Last week, Trump railed against his favorite corporate nemesis, Amazon, whining that retailers were sucking wind, reminding us that “Making America Great Again” is about dusting off the mythical golden-oldie past ­– coal mines, steel mills and the good old mall – and pretending that the Internet and this new-fangled e-commerce thing never happened.

Forget for a minute that Amazon’s founder, Jeff Bezos, the richest man in the world, also owns the Washington Post. Or that Trump was likely egged on by fellow septuagenarian commercial real estate developer pals who complained that Amazon is killing their dinosaur malls. This is about a President who really doesn’t understand the nature of innovation and entrepreneurship.

First, the facts. It’s true that retailers and malls that failed to adapt to the last quarter century of e-commerce advances are dead or dying. That’s called competition, technology, and economics. Trump is wrong about his claim that Amazon is not paying state taxes. That changed in 2012 in California, and Amazon now collects state taxes in every state. His half-baked notion that Amazon causes “tremendous loss” to the US by tapping the Postal Service to deliver packages is false. The agency “attributes much of its financial woe to a prolonged decline in the volume of marketing mail and first-class mail.” Delivering packages from Amazon and thousands of other American e-commerce retailers is one of the US Postal Service’s last profitable functions and according to the USPS “provides essential support to pay for the network and infrastructure that enables us to fulfill our universal service obligation.”

Now, our perspective. Trump’s gibberish works against America’s best interests.
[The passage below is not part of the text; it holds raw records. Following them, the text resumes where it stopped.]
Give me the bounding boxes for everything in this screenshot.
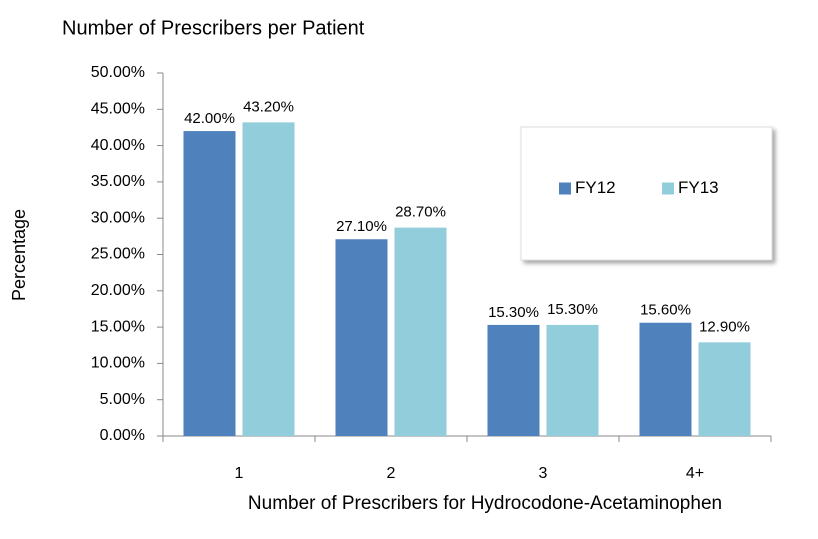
value-label: 15.30% (547, 301, 598, 318)
bar (183, 131, 236, 436)
x-tick-label: 4+ (686, 465, 704, 482)
y-tick-label: 10.00% (91, 355, 145, 372)
x-tick-label: 1 (235, 465, 244, 482)
legend-label: FY12 (575, 178, 616, 197)
y-tick-label: 5.00% (100, 391, 145, 408)
chart-title: Number of Prescribers per Patient (62, 17, 365, 39)
y-tick-label: 0.00% (100, 427, 145, 444)
y-tick-label: 45.00% (91, 101, 145, 118)
value-label: 28.70% (395, 204, 446, 221)
value-label: 12.90% (699, 318, 750, 335)
y-tick-label: 30.00% (91, 209, 145, 226)
value-label: 42.00% (184, 110, 235, 127)
y-tick-label: 40.00% (91, 137, 145, 154)
bar (242, 122, 295, 437)
y-axis-label: Percentage (9, 209, 29, 301)
y-tick-label: 20.00% (91, 282, 145, 299)
legend-box (520, 126, 773, 261)
y-tick-label: 15.00% (91, 318, 145, 335)
x-axis-label: Number of Prescribers for Hydrocodone-Ac… (248, 493, 722, 514)
bar (335, 239, 388, 436)
bar (639, 322, 692, 436)
legend-swatch (559, 182, 571, 195)
bar (394, 227, 447, 436)
y-tick-label: 35.00% (91, 173, 145, 190)
value-label: 15.60% (640, 302, 691, 319)
value-label: 43.20% (243, 98, 294, 115)
x-tick-label: 2 (387, 465, 396, 482)
value-label: 15.30% (488, 304, 539, 321)
bar (698, 342, 751, 436)
bar (546, 324, 599, 436)
legend-label: FY13 (678, 178, 719, 197)
x-tick-label: 3 (539, 465, 548, 482)
value-label: 27.10% (336, 218, 387, 235)
y-tick-label: 50.00% (91, 64, 145, 81)
legend-swatch (662, 182, 674, 195)
bar (487, 324, 540, 436)
y-tick-label: 25.00% (91, 246, 145, 263)
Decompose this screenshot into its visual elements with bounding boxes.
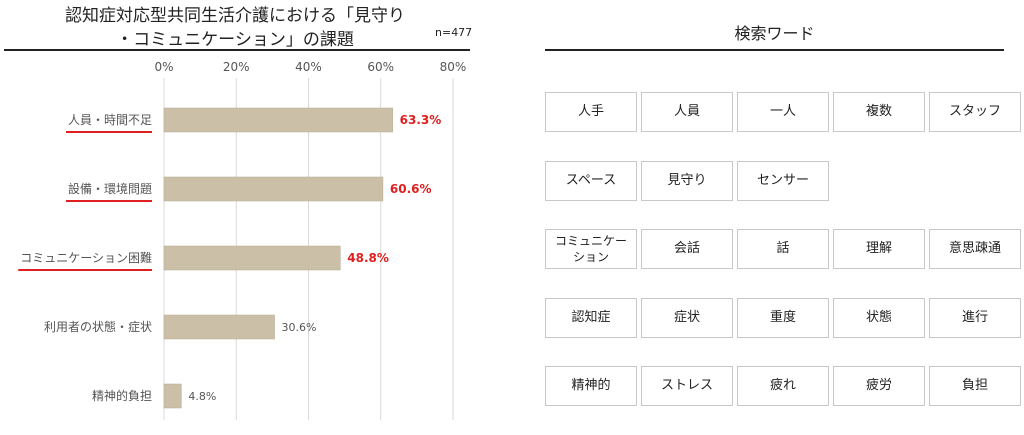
keyword-chip[interactable]: 精神的 [545, 366, 637, 406]
chart-title: 認知症対応型共同生活介護における「見守り ・コミュニケーション」の課題 [0, 4, 470, 52]
x-tick-label: 60% [367, 60, 394, 74]
keyword-chip[interactable]: 人手 [545, 92, 637, 132]
keyword-panel: 検索ワード 人手 人員 一人 複数 スタッフスペース 見守り センサーコミュニケー ション会… [545, 0, 1024, 435]
x-tick-label: 80% [440, 60, 467, 74]
value-label: 60.6% [390, 182, 432, 196]
keyword-chip[interactable]: 話 [737, 229, 829, 269]
keyword-chip[interactable]: スペース [545, 161, 637, 201]
keyword-chip[interactable]: ストレス [641, 366, 733, 406]
keyword-chip[interactable]: コミュニケー ション [545, 229, 637, 269]
keyword-chip[interactable]: 重度 [737, 298, 829, 338]
category-label: コミュニケーション困難 [20, 250, 152, 265]
title-divider [4, 49, 470, 51]
bar [163, 383, 182, 409]
keyword-chip[interactable]: 進行 [929, 298, 1021, 338]
keyword-chip[interactable]: 疲れ [737, 366, 829, 406]
keyword-title-divider [545, 49, 1004, 51]
x-tick-label: 40% [295, 60, 322, 74]
keyword-chip[interactable]: 複数 [833, 92, 925, 132]
keyword-chip[interactable]: 会話 [641, 229, 733, 269]
keyword-title: 検索ワード [734, 24, 815, 43]
keyword-chip[interactable]: 負担 [929, 366, 1021, 406]
category-label: 利用者の状態・症状 [44, 319, 152, 334]
keyword-chip[interactable]: 症状 [641, 298, 733, 338]
keyword-chip[interactable]: 認知症 [545, 298, 637, 338]
sample-size-label: n=477 [435, 26, 473, 39]
bar [163, 107, 393, 133]
keyword-chip[interactable]: 理解 [833, 229, 925, 269]
keyword-chip[interactable]: 見守り [641, 161, 733, 201]
x-tick-label: 0% [154, 60, 173, 74]
value-label: 4.8% [188, 390, 216, 403]
keyword-chip[interactable]: センサー [737, 161, 829, 201]
bar [163, 176, 384, 202]
category-label: 精神的負担 [92, 388, 152, 403]
chart-title-line1: 認知症対応型共同生活介護における「見守り [65, 6, 405, 26]
bar-chart: 0% 20% 40% 60% 80% 人員・時間不足 63.3% 設備・環境問題 60.6% コミ… [18, 60, 467, 420]
keyword-chip[interactable]: 疲労 [833, 366, 925, 406]
x-tick-label: 20% [223, 60, 250, 74]
value-label: 30.6% [282, 321, 317, 334]
value-label: 63.3% [400, 113, 442, 127]
keyword-chip[interactable]: 状態 [833, 298, 925, 338]
keyword-chip[interactable]: 意思疎通 [929, 229, 1021, 269]
value-label: 48.8% [347, 251, 389, 265]
keyword-chip[interactable]: 人員 [641, 92, 733, 132]
keyword-chip[interactable]: 一人 [737, 92, 829, 132]
keyword-chip[interactable]: スタッフ [929, 92, 1021, 132]
chart-panel: 認知症対応型共同生活介護における「見守り ・コミュニケーション」の課題 n=47… [0, 0, 480, 435]
category-label: 設備・環境問題 [68, 181, 152, 196]
bar [163, 314, 275, 340]
bar [163, 245, 341, 271]
chart-title-line2: ・コミュニケーション」の課題 [116, 30, 354, 50]
category-label: 人員・時間不足 [68, 113, 152, 127]
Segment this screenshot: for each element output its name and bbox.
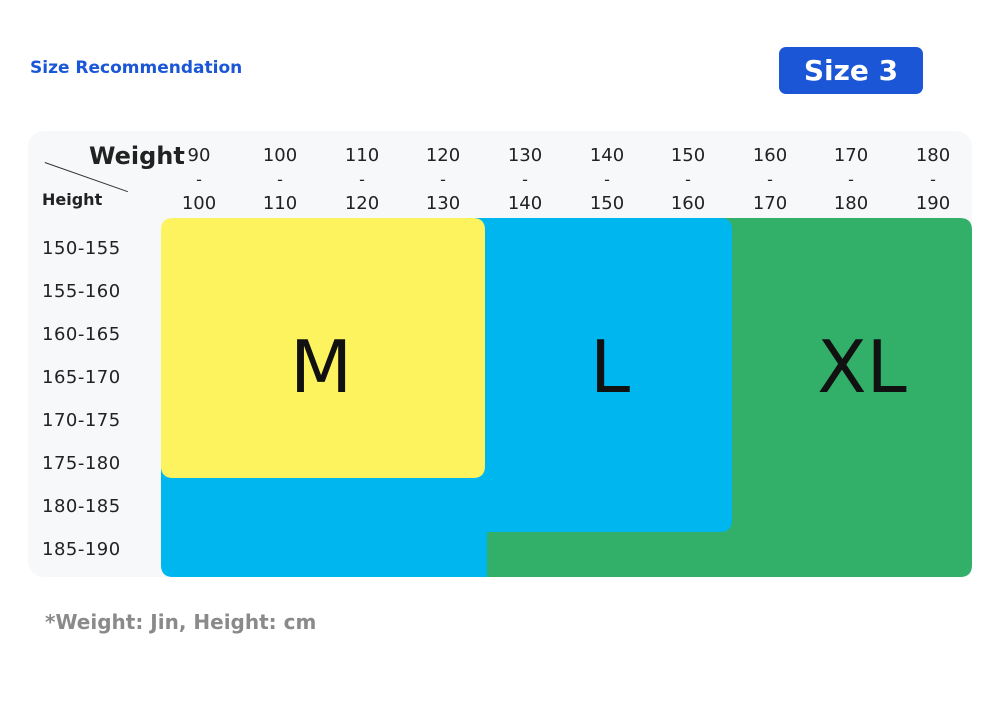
size-label-l: L xyxy=(589,325,631,409)
height-row-2: 160-165 xyxy=(42,324,121,345)
height-axis-label: Height xyxy=(42,190,103,209)
weight-col-1: 100-110 xyxy=(262,145,298,214)
size-zone-l-right xyxy=(475,218,732,532)
weight-col-4: 130-140 xyxy=(507,145,543,214)
weight-col-9: 180-190 xyxy=(915,145,951,214)
weight-col-3: 120-130 xyxy=(425,145,461,214)
size-zone-m xyxy=(161,218,485,478)
weight-col-7: 160-170 xyxy=(752,145,788,214)
size-badge: Size 3 xyxy=(779,47,923,94)
page-title: Size Recommendation xyxy=(30,58,243,78)
size-label-m: M xyxy=(289,325,353,409)
weight-col-0: 90-100 xyxy=(181,145,217,214)
height-row-1: 155-160 xyxy=(42,281,121,302)
weight-col-8: 170-180 xyxy=(833,145,869,214)
units-footnote: *Weight: Jin, Height: cm xyxy=(45,610,317,634)
height-row-4: 170-175 xyxy=(42,410,121,431)
height-row-0: 150-155 xyxy=(42,238,121,259)
height-row-3: 165-170 xyxy=(42,367,121,388)
size-label-xl: XL xyxy=(817,325,907,409)
height-row-5: 175-180 xyxy=(42,453,121,474)
weight-col-2: 110-120 xyxy=(344,145,380,214)
height-row-7: 185-190 xyxy=(42,539,121,560)
weight-col-6: 150-160 xyxy=(670,145,706,214)
weight-axis-label: Weight xyxy=(89,142,185,170)
height-row-6: 180-185 xyxy=(42,496,121,517)
weight-col-5: 140-150 xyxy=(589,145,625,214)
size-zone-l-bottom xyxy=(161,466,487,577)
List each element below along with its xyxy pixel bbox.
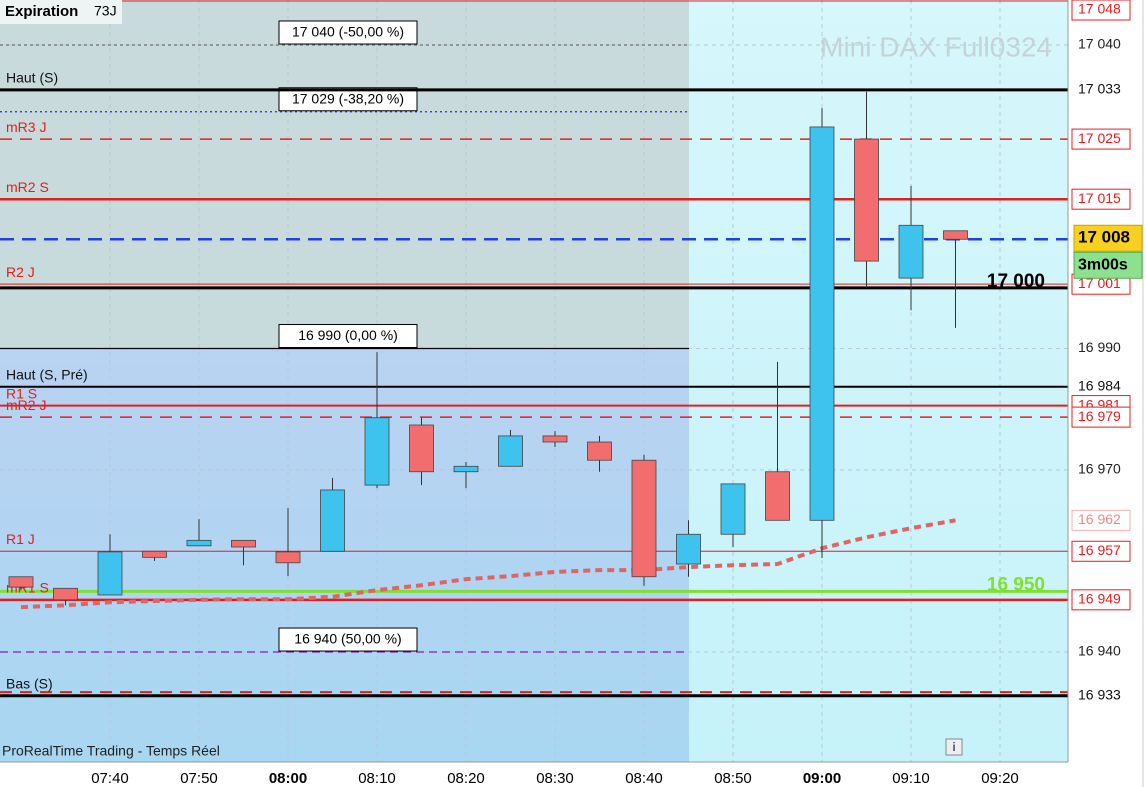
level-value-box bbox=[1071, 540, 1131, 562]
candle-body bbox=[676, 533, 701, 565]
level-value-label: 17 025 bbox=[1078, 130, 1121, 146]
level-label: R2 J bbox=[6, 264, 35, 280]
fib-label-box bbox=[278, 20, 418, 45]
candle-body bbox=[364, 417, 390, 486]
level-label: R1 S bbox=[6, 385, 37, 401]
candle-body bbox=[854, 138, 879, 262]
current-price-label: 17 008 bbox=[1078, 228, 1130, 247]
timer-box bbox=[1073, 251, 1143, 279]
level-value-label: 16 979 bbox=[1078, 408, 1121, 424]
level-value-box bbox=[1071, 128, 1131, 150]
candle-body bbox=[8, 576, 34, 588]
info-icon-glyph: i bbox=[952, 740, 955, 754]
level-value-label: 16 984 bbox=[1078, 377, 1121, 393]
timer-label: 3m00s bbox=[1078, 256, 1128, 273]
x-tick-label: 08:00 bbox=[269, 770, 307, 787]
level-value-box bbox=[1071, 0, 1131, 21]
level-label: mR3 J bbox=[6, 119, 46, 135]
x-tick-label: 08:30 bbox=[536, 770, 574, 787]
candle-body bbox=[898, 224, 924, 279]
x-tick-label: 08:50 bbox=[714, 770, 752, 787]
candle-body bbox=[142, 550, 167, 558]
x-tick-label: 08:20 bbox=[447, 770, 485, 787]
x-tick-label: 07:50 bbox=[180, 770, 218, 787]
level-big-label: 17 000 bbox=[987, 271, 1045, 292]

It’s bad for business, bad for the country, and bad for the more than 500,000 workers of Amazon, one of America’s biggest employers.

Railing against Jeff Bezos is like upbraiding Thomas Edison or Henry Ford. Bezos is arguably the leading entrepreneur of our generation. Amazon is driving business innovation across multiple industries. Many thought Bezos was nuts when he started selling books online 25 years ago. Today, Bezos presides over the world’s biggest e-commerce store, and with the acquisition of Whole Foods and ambitious expansion of Amazon Go, he’s rapidly revolutionizing traditional stores. Amazon is considered a world leader in agile computing, a prototype-as-you-go method of software development that separates leaders from also-rans. Bezos also created the ultimate instrument in the entrepreneur’s toolkit: Amazon Web Services, the cloud-based technical foundation of thousands of companies. Oh, and the hugely popular Amazon Echo is a model for AI developers everywhere. Bezos is also building some of the planet’s best rocket ships, fueling space exploration.  This is called innovation and entrepreneurship.

Fortunately, the market knows value when it sees it, and deflects Trump’s bluster as passing noise. Every time Trump blasts off an anti-Amazon tweet, the company’s stock briefly dips and promptly rises (up 56 percent in 2017). The future is not to be found in some misplaced turn to nostalgia. It just ain’t gonna happen. The tired American mall and moribund US Post Office are doomed. The trumped-up premise that our government can protect industries that are dying of natural causes, recalls how the transcontinental railroad, and later the US highway system, killed hundreds of cities nationwide and spawned countless others.

Trump, with his head in the past, doesn’t understand. The tracks have already been laid, and there’s no going back.